Citicorp, which has played a major role in expanding banks' powers and geographic reach, has devised yet another way to skirt a half-century-old prohibition against commercial banks underwriting securities.
If approved by the Federal Reserve Board, the Citicorp strategy could start a new round of competition in the securities industry.
Citicorp filed a request Dec. 7 with the Federal Reserve Bank of New York to permit its 2 1/2-year-old subsidiary, Citicorp Securities Inc., to underwrite corporate bonds, commercial paper, mortgage-backed securities and municipal revenue bonds.
It based the application on a provision in the 1933 Glass-Steagall Act that allows a bank holding company to underwrite those securities, provided the bank does so through a separate subsidiary and provided that underwriting of those securities is not the subsidiary's principal business.
No other bank has ever tried to take advantage of the provision, which could become the third major loophole in federal banking regulations to be utilized by Citicorp.
The big bank found a way to get into the insurance business by utilizing a South Dakota state law, and expanded its operations to five states by establishing non-bank banks despite restrictions on interstate banking. Previously, by using a law meant to save troubled savings and loan associations, Citicorp managed to get a toehold in California.
The money-center leader has asked the Fed to permit Citicorp Services to do up to 20 percent of its business in corporate bonds, commercial paper, mortgage-related securities and municipal revenue bonds. The subsidiary's main business would continue to be U.S government obligations and money market instruments -- a business opened to banks by Glass-Steagall.
After the New York Fed passes on the proposal, it will go to the Federal Reserve Board for a decision.
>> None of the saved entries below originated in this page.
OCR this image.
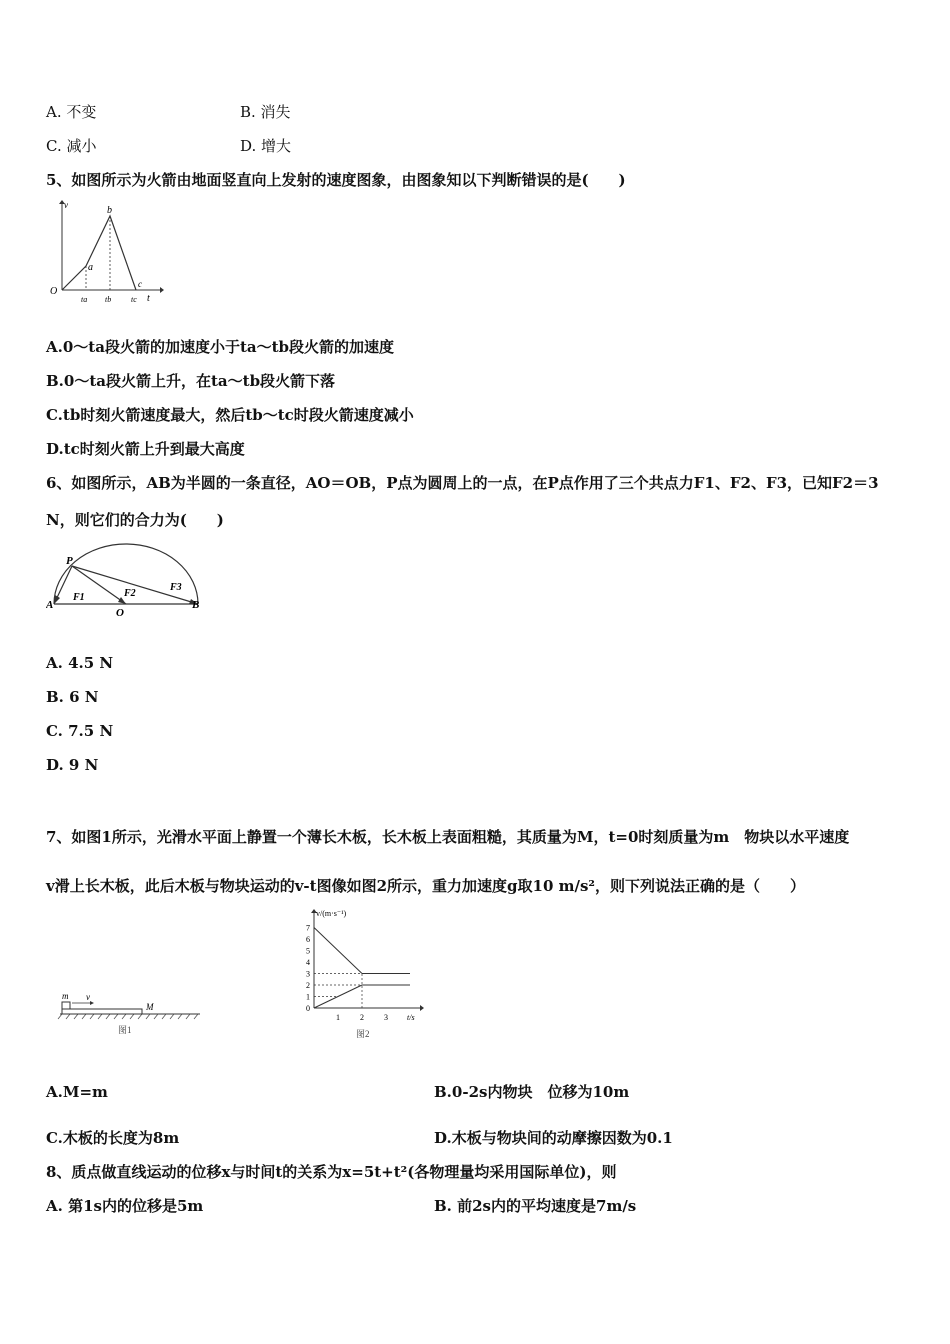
A. 不变	B. 消失
C. 减小	D. 增大
5、如图所示为火箭由地面竖直向上发射的速度图象，由图象知以下判断错误的是(　　)
v
O
a
b
c
t
ta tb tc
A.0～ta段火箭的加速度小于ta～tb段火箭的加速度
B.0～ta段火箭上升，在ta～tb段火箭下落
C.tb时刻火箭速度最大，然后tb～tc时段火箭速度减小
D.tc时刻火箭上升到最大高度
6、如图所示，AB为半圆的一条直径，AO＝OB，P点为圆周上的一点，在P点作用了三个共点力F1、F2、F3，已知F2＝3
N，则它们的合力为(　　)
P
A
O
B
F1	F2
F3
A. 4.5 N
B. 6 N
C. 7.5 N
D. 9 N
7、如图1所示，光滑水平面上静置一个薄长木板，长木板上表面粗糙，其质量为M，t=0时刻质量为m　物块以水平速度
v滑上长木板，此后木板与物块运动的v-t图像如图2所示，重力加速度g取10 m/s²，则下列说法正确的是（　　）
m v
M
图1
v/(m·s⁻¹)
t/s
0
1
2
3
4
5
6
7
1	2	3
图2
A.M=m	B.0-2s内物块　位移为10m
C.木板的长度为8m	D.木板与物块间的动摩擦因数为0.1
8、质点做直线运动的位移x与时间t的关系为x=5t+t²(各物理量均采用国际单位)，则
A. 第1s内的位移是5m	B. 前2s内的平均速度是7m/s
Such a controversial issue is liable to be studied for quite a while.
During the last session of Congress, the Reagan administration tried unsuccessfully to promote a bill granting bank holding companies new powers through subsidiaries. The Citicorp application differs from that proposal in two major ways. It goes beyond what the administration would have permitted to include corporate bond underwriting, but because of the limits of the Glass-Steagall Act, would not permit the subsidiary to make those underwriting activities its principal business.
Asked if the application were a response to Congress' inability to act -- just as the non-bank bank and South Dakota loopholes were -- a Citicorp attorney said no. He denied that the bank was trying to exploit another legal loophole, insisting that the provision had been known for years. He conceded this was the first time it had been applied for this purpose.
In 1983, the Fed approved the acquisition of Charles Schwab & Co., a discount broker, by BankAmerica. The securities industry brought suit, but BankAmerica won in the Supreme Court last January by citing the provision discovered by Citibank -- that underwriting would not be the principal business of the subsidiary.
In a related case involving Bankers Trust of New York, the high court ruled last summer that the commercial paper was a security but did not say whether Bankers Trust's operations constituted underwriting. This decision threw the bank's effort to sell commercial paper back to the Federal Reserve.